Bellissime parole, credo che siano proprio quelle che ci si dovrebbe aspettare da uno scrittore. Cosa diresti a un lettore per convincerlo a scegliere il tuo libro? Quali sono i suoi punti forti?

No, per carità: io come lettore non vorrei mai essere convinto! Voglio essere corteggiato, preso per il mio verso, portato dove non mi sarei mai aspettato di arrivare, e dirmi a un certo punto: oddio, chi l’avrebbe mai detto? Come sono finito quaggiù? La grande gloria del romanzo è sempre stata farci entrare nella testa degli altri (e sia pure, di altri immaginari), farci vivere vite che non sono la nostra. Ma questa avventura di lettori funziona meglio se i personaggi che seguiamo, dopo averci catturati e spinti a metterci dalla loro parte, ci rivelano qualcosa che non va – di loro, e di noi. I romanzi non sono videogiochi, in cui tutto funziona con i meccanismi elementari dell’immersione e dell’empatia: alla fine di un racconto letterario, uno deve uscirne un po’ frastornato, e con le idee meno chiare. Spero che i lettori de “La vita nascosta” si lascino prendere dal ritmo della narrazione, con i suoi colpi di scena, le sue scoperte ritardate, le sue pause, le sue accelerazioni; spero che stiano ad ascoltare R., che farà di tutto per sedurli e far credere loro di aver ragione; ma spero anche che poi ci pensino, e scoprano che come R. non sa davvero cosa gli accade, così la vita di noi tutti sfugge e si nasconde ai nostri discorsi. C’è qualcosa di terribile nel non poter mai afferrare sino in fondo l’identità degli altri, neppure quando li amiamo, e qualcosa di liberatorio nel dover rinunciare alla smania di controllo o di dominio della realtà e di sé.

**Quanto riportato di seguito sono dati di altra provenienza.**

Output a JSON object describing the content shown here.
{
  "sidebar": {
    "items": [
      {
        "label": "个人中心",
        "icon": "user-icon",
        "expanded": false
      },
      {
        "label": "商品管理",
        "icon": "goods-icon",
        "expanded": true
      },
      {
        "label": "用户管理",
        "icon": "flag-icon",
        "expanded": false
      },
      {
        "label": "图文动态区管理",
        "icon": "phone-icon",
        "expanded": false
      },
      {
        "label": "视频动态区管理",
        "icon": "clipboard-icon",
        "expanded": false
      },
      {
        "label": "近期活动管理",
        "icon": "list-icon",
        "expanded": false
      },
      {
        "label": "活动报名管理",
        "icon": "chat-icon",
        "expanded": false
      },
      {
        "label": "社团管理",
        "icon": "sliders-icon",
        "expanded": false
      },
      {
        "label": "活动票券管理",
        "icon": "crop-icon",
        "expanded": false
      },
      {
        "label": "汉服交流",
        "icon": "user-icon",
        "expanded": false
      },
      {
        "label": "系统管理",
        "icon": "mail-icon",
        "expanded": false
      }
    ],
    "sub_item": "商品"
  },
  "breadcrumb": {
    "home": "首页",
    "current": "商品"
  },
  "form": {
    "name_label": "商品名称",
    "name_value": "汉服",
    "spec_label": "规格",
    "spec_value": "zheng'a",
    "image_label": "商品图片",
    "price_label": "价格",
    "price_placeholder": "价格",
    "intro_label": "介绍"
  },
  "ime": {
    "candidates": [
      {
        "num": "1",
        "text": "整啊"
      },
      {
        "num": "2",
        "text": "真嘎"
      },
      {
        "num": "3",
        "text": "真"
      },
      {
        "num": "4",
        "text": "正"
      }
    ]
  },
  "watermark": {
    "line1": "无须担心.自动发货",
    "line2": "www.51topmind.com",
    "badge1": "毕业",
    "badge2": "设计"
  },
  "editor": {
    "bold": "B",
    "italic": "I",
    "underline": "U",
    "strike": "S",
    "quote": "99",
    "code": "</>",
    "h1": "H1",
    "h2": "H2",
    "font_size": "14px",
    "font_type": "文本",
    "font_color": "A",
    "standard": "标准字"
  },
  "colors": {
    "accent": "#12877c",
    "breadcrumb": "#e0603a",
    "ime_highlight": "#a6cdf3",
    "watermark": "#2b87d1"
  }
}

E allora, Raffaele, ti auguro che i lettori di questa intervista si siano sentiti fortemente corteggiati dal tuo libro perché gli spunti di riflessione, ma non solo, che sono fuoriusciti dalle tue parole secondo me hanno il potere di corteggiarne moltissimi, di aspiranti lettore de “La vita nascosta”. Grazie di essere stata qui con me, è stato davvero un piacere e… beh, in bocca al lupo per il tuo libro, se lo merita!